Bruna Bardi: Nós estamos vivendo um processo de reestruturação do que é ser mulher na nossa sociedade, onde há um reposicionamento feminino em vários aspectos de uma só vez. Acho extremamente necessário abrir espaço para discussões, questionamentos e reflexões acerca da sociedade em que estamos inseridas. Além disso, incontáveis mulheres sofrem todos os dias com padrões sociais impostos, transtornos alimentares, depressão, violências físicas e psicológicas, relacionamentos abusivos e diversas outras questões que deixam marcas no psiquismo humano, se fazendo assim de suma relevância haver um espaço de união feminina, de acolhimento do sofrimento alheio, de troca de experiências entre as mulheres, de identificações internas, de respeito às diferenças e trabalho com essas feridas que permanecem e que influenciam diretamente na autoestima. Acredito também que, para dar início a uma revolução externa, é preciso primeiro fazer uma revolução interna. Somos os primeiros a tentar mudar o nosso contexto, e para isso, é necessário o autoconhecimento e a conscientização de si em sua totalidade de defeitos e qualidades que o processo terapêutico pode nos proporcionar.

 

Em um mundo que nos impõe tanto um padrão inalcançável, qual é a importância de um projeto como esse, que retrata mulheres de uma forma mais sincera, sem edições?

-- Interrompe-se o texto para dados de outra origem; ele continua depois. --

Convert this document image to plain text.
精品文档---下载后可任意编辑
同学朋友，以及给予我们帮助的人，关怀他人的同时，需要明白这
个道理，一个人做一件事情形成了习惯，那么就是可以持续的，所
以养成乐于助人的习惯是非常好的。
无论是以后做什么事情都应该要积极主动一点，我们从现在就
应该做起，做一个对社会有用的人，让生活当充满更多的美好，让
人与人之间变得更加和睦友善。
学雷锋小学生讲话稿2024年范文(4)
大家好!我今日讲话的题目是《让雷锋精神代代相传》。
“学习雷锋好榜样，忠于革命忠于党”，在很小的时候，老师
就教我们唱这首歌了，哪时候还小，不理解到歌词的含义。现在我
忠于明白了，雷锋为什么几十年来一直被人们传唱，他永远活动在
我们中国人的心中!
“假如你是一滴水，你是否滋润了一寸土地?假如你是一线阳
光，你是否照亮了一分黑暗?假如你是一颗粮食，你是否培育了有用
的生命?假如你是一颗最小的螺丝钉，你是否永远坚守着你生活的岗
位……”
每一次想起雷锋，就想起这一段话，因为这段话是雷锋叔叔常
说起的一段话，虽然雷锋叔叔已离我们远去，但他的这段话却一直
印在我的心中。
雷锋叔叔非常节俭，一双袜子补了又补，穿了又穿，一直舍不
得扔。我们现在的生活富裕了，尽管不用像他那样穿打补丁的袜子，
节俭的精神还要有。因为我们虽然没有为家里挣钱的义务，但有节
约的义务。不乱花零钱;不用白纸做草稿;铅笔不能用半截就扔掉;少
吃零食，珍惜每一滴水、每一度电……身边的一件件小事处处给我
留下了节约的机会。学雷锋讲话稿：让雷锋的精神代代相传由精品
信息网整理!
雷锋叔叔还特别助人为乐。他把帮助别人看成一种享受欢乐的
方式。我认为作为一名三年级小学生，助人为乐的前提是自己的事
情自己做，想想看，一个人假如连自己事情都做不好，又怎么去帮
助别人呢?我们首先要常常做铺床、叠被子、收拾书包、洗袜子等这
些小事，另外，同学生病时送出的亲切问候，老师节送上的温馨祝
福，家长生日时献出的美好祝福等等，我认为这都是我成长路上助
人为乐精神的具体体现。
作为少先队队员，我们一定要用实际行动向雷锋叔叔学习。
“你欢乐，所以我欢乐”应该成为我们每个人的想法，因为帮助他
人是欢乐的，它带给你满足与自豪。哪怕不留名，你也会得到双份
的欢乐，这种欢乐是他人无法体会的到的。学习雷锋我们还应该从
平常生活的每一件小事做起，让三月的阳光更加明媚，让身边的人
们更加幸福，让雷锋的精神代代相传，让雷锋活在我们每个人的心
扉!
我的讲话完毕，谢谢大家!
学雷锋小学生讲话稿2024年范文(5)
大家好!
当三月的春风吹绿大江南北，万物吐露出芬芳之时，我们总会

Bruna Bardi: Uma das características marcantes da sociedade de hoje é que as pessoas são percebidas por aquilo que aparentam ser e não pelo que realmente são, sendo a aparência muitas vezes mais importante do que os conteúdos internos. A cultura produz ânsias e desejos e reforça imagens padronizando corpos. Há um exagerado destaque dos conteúdos externos dos indivíduos e uma valorização exacerbada das questões estéticas que refletem o padrão corporal real de uma minoria da população, porém desejado pela maioria. Dessa forma, enaltecimento ao corpo com forte apelo ao consumismo faz com que os sujeitos tenham dificuldade de aceitar sua própria imagem e se distanciem de sua subjetividade e modelo particular de vivenciar sua relação corporal, dependendo da aprovação social de sua conduta a todo momento e querendo modificar a sua aparência a todo custo. A imagem do corpo tem então intenso impacto sobre a subjetividade das pessoas e esse projeto se faz necessário para abrir espaço para esse tipo de reflexão e questionamentos acerca do que é imposto, para acolher o sofrimento alheio que essas imposições sociais causam e para produzir imagens que não reflitam um padrão, e sim celebrem a diversidade humana, as singularidades de cada um e englobem o ser humano dentro da sua totalidade de defeitos e qualidades. Aprendi que o mais importante é não estabelecer verdades e sim levantar perguntas para tudo o que nos rodeia. É questionar o mundo à nossa volta e principalmente o nosso mundo interno para adquirirmos autoconhecimento, conscientização sobre nós mesmos, para conseguirmos mudar o que precisa ser mudado, aceitar o que não é passível de ser modificado e buscar viver a vida de uma forma mais saudável.